Segunda aventura en el mar

Corría el año 1776 cuando zarpé de Portsmouth hacia América del Norte, a bordo de un buque de guerra inglés de primera categoría, con cien cañones y una tripulación de mil cuatrocientos hombres. Dejaré para otra ocasión el relato de mis aventuras en Inglaterra, pero no puedo renunciar al deseo de contar una muy peculiar.

Tuve la oportunidad de ver pasar al Rey, quien se dirigía al Parlamento en su coche oficial. Iba al pescante un cochero de imponente tamaño, en cuya barba podía verse, por obra del peluquero, el escudo inglés.

Nuestra travesía transcurrió tranquilamente hasta que nos hallamos a unas trescientas millas del río San Lorenzo, donde nuestra nave chocó contra lo que supusimos una roca. Sin embargo, al echar la sonda al agua no pudimos encontrar fondo ni aun a quinientas brazas. Y lo que hacía más extraordinario el accidente era que, con la fuerza del choque, habíamos perdido el timón, el bauprés se había partido en dos, los palos se habían rajado al medio y más aún, dos de ellos se precipitaron sobre cubierta. Un pobre marino que se encontraba en los aparejos salió arrojado por los aires y cayó a más de tres leguas de distancia. Por suerte, el hombre tuvo la buena idea de aferrarse al cuello de una grulla que pasaba volando, con lo cual no sólo amortiguó su caída sino que pudo volver al buque.

La violencia del choque fue tal que toda la tripulación salió despedida contra el castillo de proa. Yo mismo terminé con la cabeza hundida entre los hombros, y fue menester que pasaran muchos meses antes de que ésta recuperara su posición normal.

Fuimos arrancados del asombro, por la aparición de una enorme ballena. Evidentemente, el animal dormitaba en la superficie cuando lo embestimos, y la agresión no le había caído muy en gracia. Por si lo dudábamos, se encargó de demostrarnos su malhumor, sacudiendo coletazos contra el barco. Enfurecida, sujetó el ancla con la boca y se lanzó a toda carrera, arrastrando nuestro buque a unas sesenta millas, a razón de seis por hora. Dios sabe hasta dónde nos habría remolcado, si el cable del ancla no se hubiera cortado por obra y gracia divina.

En nuestro viaje de regreso a Europa, muchos meses después, nos encontramos de nuevo con la ballena que flotaba ya muerta.
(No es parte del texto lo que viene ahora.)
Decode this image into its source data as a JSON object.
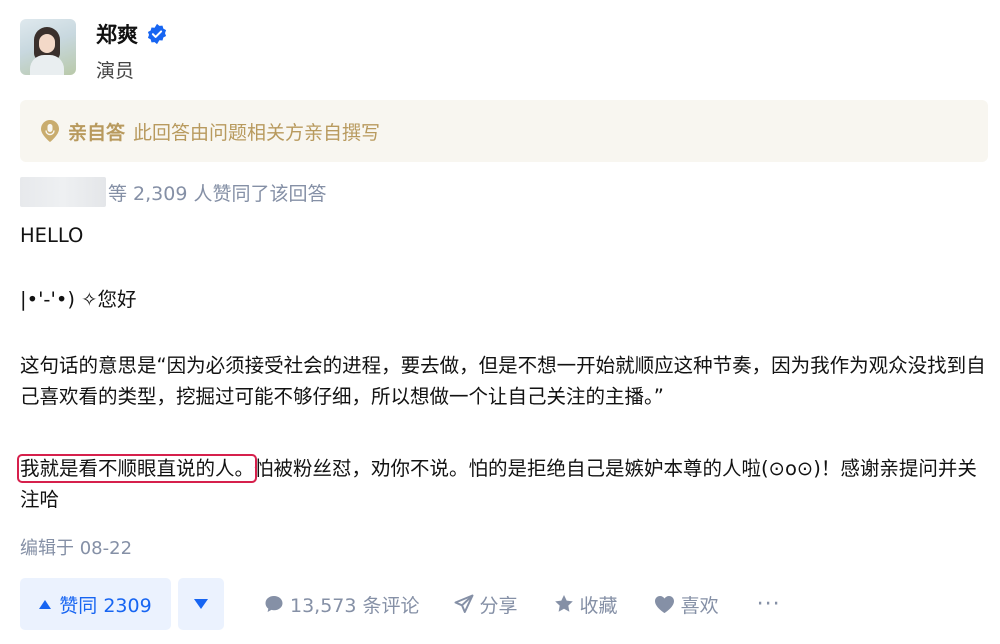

Era tan grande el animal que no podíamos llevar a bordo más que una pequeña porción, y al efecto echamos al agua los botes. Luego de complejas y largas maniobras, conseguimos seccionarle la cabeza. En su interior, encontramos no sólo nuestra ancla sino también cuatro toesas de cable.

Creo que ése fue el único acontecimiento digno de mención que nos sucedió. ¡No!

Un minuto tan sólo. Olvidaba otro incidente que, por poco, no nos fue fatal.

Cuando fuimos arrastrados por esa bendita ballena, nuestro buque comenzó a hacer agua. Ni siquiera haciendo funcionar todas las bombas hubiéramos podido evitar el irnos a pique en media hora. Afortunadamente, pude descubrir el lugar de la avería, que no tendría menos de un pie de diámetro. En vano intenté reparar el casco, por todos los medios. Por suerte, se me ocurrió entonces una genial idea, que demuestra cómo con poca cosa pueden sortearse los más difíciles obstáculos. Sin perder tiempo en quitarme los calzones, encajé mis posaderas en el boquete. Aun en el caso de que la avería hubiese sido más ancha habría logrado taparla, lo cual no os extrañará cuando sepáis que desciendo de familia holandesa. De más está decir que mi posición no era la más cómoda del mundo, pero muy pronto me sacó de ella, la habilidad del carpintero.